Nous accueillons M. Antoine Frérot, président-directeur général de Veolia, pour cette troisième audition plénière de nos commissions, consacrée au rapprochement entre Veolia et Suez.
Monsieur le PDG, nous sommes impatients de vous entendre, car les auditions précédentes et les nombreuses révélations par voie de presse qui ont rythmé ces dernières semaines ont suscité un grand nombre d'interrogations.
Les travaux de nos deux commissions ne relèvent pas du simple suivi de l'actualité économique, ni d'une simple curiosité pour la vie de nos grandes entreprises : notre intérêt est plus profond et plus sérieux. Maintes fois, les Français - et la représentation nationale avec eux - ont constaté, quelques années plus tard, les lourdes conséquences de cessions conclues à la hâte, ou décidées à l'occasion de crises économiques soudaines.

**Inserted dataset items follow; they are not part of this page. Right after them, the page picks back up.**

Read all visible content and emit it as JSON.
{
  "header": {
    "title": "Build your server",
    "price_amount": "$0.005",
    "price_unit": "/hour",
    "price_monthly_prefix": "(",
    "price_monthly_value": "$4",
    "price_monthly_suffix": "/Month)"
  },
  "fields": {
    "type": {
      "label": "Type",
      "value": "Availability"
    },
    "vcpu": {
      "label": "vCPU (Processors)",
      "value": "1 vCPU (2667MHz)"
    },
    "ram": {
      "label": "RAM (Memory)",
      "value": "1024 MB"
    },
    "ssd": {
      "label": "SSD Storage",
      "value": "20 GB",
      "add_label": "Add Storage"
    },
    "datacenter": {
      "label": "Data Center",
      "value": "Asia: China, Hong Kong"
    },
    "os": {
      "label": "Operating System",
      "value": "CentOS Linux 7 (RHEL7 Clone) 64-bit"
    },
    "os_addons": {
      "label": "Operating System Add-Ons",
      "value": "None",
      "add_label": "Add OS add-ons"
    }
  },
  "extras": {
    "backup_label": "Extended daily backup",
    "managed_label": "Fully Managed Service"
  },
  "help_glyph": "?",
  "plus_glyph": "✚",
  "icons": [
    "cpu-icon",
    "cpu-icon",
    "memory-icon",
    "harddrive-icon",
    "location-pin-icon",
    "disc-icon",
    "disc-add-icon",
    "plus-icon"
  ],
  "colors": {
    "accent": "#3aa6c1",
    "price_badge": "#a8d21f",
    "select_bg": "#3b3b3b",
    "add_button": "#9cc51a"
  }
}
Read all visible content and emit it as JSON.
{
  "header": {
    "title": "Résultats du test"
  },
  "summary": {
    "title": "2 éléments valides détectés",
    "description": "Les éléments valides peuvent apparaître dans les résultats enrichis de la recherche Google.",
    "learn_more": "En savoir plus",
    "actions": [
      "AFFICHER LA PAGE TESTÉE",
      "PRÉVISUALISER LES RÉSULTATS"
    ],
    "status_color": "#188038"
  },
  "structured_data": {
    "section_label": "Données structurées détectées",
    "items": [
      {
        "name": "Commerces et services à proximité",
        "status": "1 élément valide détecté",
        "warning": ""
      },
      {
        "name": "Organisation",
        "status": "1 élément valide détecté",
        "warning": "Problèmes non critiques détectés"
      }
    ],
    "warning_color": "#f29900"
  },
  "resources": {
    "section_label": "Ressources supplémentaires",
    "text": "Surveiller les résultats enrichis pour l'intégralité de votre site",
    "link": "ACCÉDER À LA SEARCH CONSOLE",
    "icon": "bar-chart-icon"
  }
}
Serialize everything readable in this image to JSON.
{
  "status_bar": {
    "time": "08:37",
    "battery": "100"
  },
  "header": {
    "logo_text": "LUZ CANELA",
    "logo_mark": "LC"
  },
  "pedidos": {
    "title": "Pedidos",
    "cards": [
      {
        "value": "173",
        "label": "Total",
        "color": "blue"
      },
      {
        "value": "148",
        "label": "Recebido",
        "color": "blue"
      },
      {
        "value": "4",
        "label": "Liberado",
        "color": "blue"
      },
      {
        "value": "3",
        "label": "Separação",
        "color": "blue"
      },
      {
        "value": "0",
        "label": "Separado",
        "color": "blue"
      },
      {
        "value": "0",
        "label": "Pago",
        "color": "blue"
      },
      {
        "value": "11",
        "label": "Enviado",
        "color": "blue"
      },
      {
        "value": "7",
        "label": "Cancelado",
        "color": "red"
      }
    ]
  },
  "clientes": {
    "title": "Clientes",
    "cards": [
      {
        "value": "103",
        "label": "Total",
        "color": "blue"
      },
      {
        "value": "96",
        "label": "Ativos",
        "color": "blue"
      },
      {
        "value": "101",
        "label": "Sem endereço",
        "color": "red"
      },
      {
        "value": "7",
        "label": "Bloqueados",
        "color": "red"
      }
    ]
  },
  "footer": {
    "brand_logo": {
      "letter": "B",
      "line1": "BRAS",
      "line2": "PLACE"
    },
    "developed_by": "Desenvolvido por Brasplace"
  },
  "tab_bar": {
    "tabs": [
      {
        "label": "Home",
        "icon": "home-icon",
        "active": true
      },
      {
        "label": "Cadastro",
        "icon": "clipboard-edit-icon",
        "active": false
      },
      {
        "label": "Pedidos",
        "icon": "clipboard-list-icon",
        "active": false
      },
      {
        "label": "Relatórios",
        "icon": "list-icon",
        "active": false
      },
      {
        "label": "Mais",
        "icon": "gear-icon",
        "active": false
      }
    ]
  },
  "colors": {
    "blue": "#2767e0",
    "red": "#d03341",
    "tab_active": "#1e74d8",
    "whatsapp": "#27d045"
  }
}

Après que ces opérations ont révélé leurs conséquences, les pouvoirs publics ont dû chaque fois en gérer les conséquences économiques et sociales, parfois reconstruire la capacité économique du pays, voire financer la relocalisation...
La loi du 22 mai 2019 relative à la croissance et la transformation des entreprises, dite loi Pacte a consacré le rôle du Parlement en matière de protection des intérêts économiques de la Nation - c'est là un symbole fort, et nous entendons bien nous saisir pleinement de cette compétence.
L'opération d'acquisition que vous avez dévoilée fin août concerne deux groupes français qui sont déjà, séparément, regardés comme des champions mondiaux des services à l'environnement. Ils totalisent plus de 80 000 salariés en France, 45 milliards d'euros de chiffre d'affaires, et ils consacrent, dans une lutte concurrentielle acharnée, environ 170 millions d'euros chaque année à la recherche et développement (R&D) dans des technologies qui seront cruciales pour notre transition écologique. Vous serez d'accord pour considérer que l'avenir de votre groupe, Monsieur le PDG, et celui de Suez, relèvent de la protection des intérêts économiques de notre nation... Ce n'est d'ailleurs pas étranger à votre projet puisque vous ne visez rien de moins que de créer un champion mondial de la transformation écologique.
Il est donc de notre responsabilité de vous entendre et de vous interroger aujourd'hui, pour comprendre l'ensemble des implications de votre projet. En auditionnant les dirigeants de Suez, nous avons constaté que ce projet fait l'objet d'une franche opposition du groupe Suez ; vos intentions déclarées « amicales » n'ont pas su convaincre à ce jour. Le Gouvernement non plus n'a pas souhaité soutenir votre offre - du moins officiellement - et s'y est opposé au sein du conseil d'administration d'Engie, sans succès.
Nos commissions viennent de créer un comité de suivi, qui étudie les circonstances dans lesquelles votre offre d'acquisition s'est construite et se réalisera peut-être : nous recherchons à en évaluer les conséquences pour l'économie française et pour les collectivités territoriales que nous représentons.
Votre opération a pour mot d'ordre la constitution d'un « champion français ». Comment un groupe fusionné, mais délesté de près de 70 % des activités de Suez conformément aux obligations du droit de la concurrence, donc un groupe bien moins divers sur le plan technologique que ne le sont les deux entreprises actuelles - comment un tel groupe serait-il un champion plus efficace et prometteur, plus innovant que nos deux champions d'aujourd'hui ? Cette constitution d'un « champion » ne ressemble-t-elle pas plutôt à un démantèlement de votre principal concurrent, au moment où un grand nombre de contrats de délégation de service public doivent être renouvelés ?
Notre commission sait défendre, lorsque les circonstances sont réunies, la création de champions français ou européens à la force de frappe supérieure, si l'intensité concurrentielle du marché le justifie - je pense à la pression chinoise dans le secteur ferroviaire, par exemple. Or, cette pression concurrentielle n'existe pas sur votre marché, vos deux groupes occupant une large part des segments de l'eau et des déchets en France. Quelle est alors la menace qui justifierait la fusion des deux principaux acteurs mondiaux ? Quels autres opérateurs seraient-ils à même de concurrencer la nouvelle entité fusionnée ? Que devons-nous penser d'une opération dans laquelle un acteur choisit l'identité, la force de frappe financière et l'expérience de son futur concurrent direct ?
Vous vous défendez de vouloir augmenter les prix acquittés par vos clients - notamment les collectivités territoriales - dans les années à venir. Comment allez-vous alors faire mentir la théorie économique, qui nous dicte qu'un marché plus concentré conduit à des prix supérieurs et réduit le pouvoir de marché des clients ?
Monsieur le PDG, je pense que ces questions directes mais centrales pour les intérêts économiques de notre Nation méritent une réponse franche et précise, à la mesure des enjeux.